Faut-il des his­toires à la gauche et les­quelles ? En bref et pour conclure : notre époque est à la dé­mys­ti­fi­ca­tion, et nous vi­vons avec la fin des grands ré­cits l’interruption du mythe. L’esthétique même de notre lit­té­ra­ture (ou de l’art, il fau­drait dé­ve­lopper) abonde dans l’érosion des conven­tions nar­ra­tives, en in­cluant une fonc­tion cri­tique aux an­tiques my­tho­poièses.
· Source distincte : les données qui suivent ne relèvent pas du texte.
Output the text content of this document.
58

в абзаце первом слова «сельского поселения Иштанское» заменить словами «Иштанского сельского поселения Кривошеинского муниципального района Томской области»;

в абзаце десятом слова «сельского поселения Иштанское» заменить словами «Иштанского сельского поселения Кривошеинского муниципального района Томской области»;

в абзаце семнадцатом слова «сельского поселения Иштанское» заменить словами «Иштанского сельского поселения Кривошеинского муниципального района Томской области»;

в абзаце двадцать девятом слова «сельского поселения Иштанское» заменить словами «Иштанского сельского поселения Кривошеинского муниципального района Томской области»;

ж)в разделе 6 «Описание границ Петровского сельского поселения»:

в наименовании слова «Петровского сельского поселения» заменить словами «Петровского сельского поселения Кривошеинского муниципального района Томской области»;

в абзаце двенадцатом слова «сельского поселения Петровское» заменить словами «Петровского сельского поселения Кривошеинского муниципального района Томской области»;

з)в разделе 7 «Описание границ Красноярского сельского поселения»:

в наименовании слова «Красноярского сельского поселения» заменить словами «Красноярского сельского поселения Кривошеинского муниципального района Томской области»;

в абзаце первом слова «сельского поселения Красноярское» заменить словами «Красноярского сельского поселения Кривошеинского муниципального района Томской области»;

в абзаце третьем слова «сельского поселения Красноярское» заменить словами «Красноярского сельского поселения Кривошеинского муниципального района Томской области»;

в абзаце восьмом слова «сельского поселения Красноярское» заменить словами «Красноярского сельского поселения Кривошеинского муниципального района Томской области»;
On a sapé (zappé) avec les grands ré­cits la no­tion d’œuvre, sans prendre garde que la nar­ra­tion est aussi une tech­nique de lutte, et de survie. La gauche, ar­gu­mente in fine Citton, se trompe de pro­gramme : plutôt que de se vou­loir ges­tion­naire, elle de­vrait mieux cultiver tout ce qui re­lève du vir­tuel en gé­néral, source de créa­tion et de re­ca­drages in­ven­tifs, et se mé­fier da­van­tage du donné. Si l’on re­trouve tou­jours au ca­ta­logue des va­leurs de droite l’autorité, la confiance dans le « grand rou­leau », la real­po­litik, une cer­taine vi­ri­lité, et l’efficacité de la ges­tion (in­sé­pa­rable des dou­ceurs de la di­ges­tion), ce livre su­per­be­ment gauche s’achève lui-même sur un éloge de la gau­cherie, et d’une cer­taine mal­adresse : celle de Jacques dis­pu­tant avec son maître, l’enthousiasme som­nam­bule des jac­que­ries, ou des im­pros du jazz. Que se­rait la dé­mo­cratie sans la my­tho­cratie ? Qui tient la plume ? Qui ra­conte mes his­toires, et rêve mes rêves ? Ques­tions agi­tées déjà par Ga­briel Tarde ; par Alice aussi, de l’autre côté du miroir…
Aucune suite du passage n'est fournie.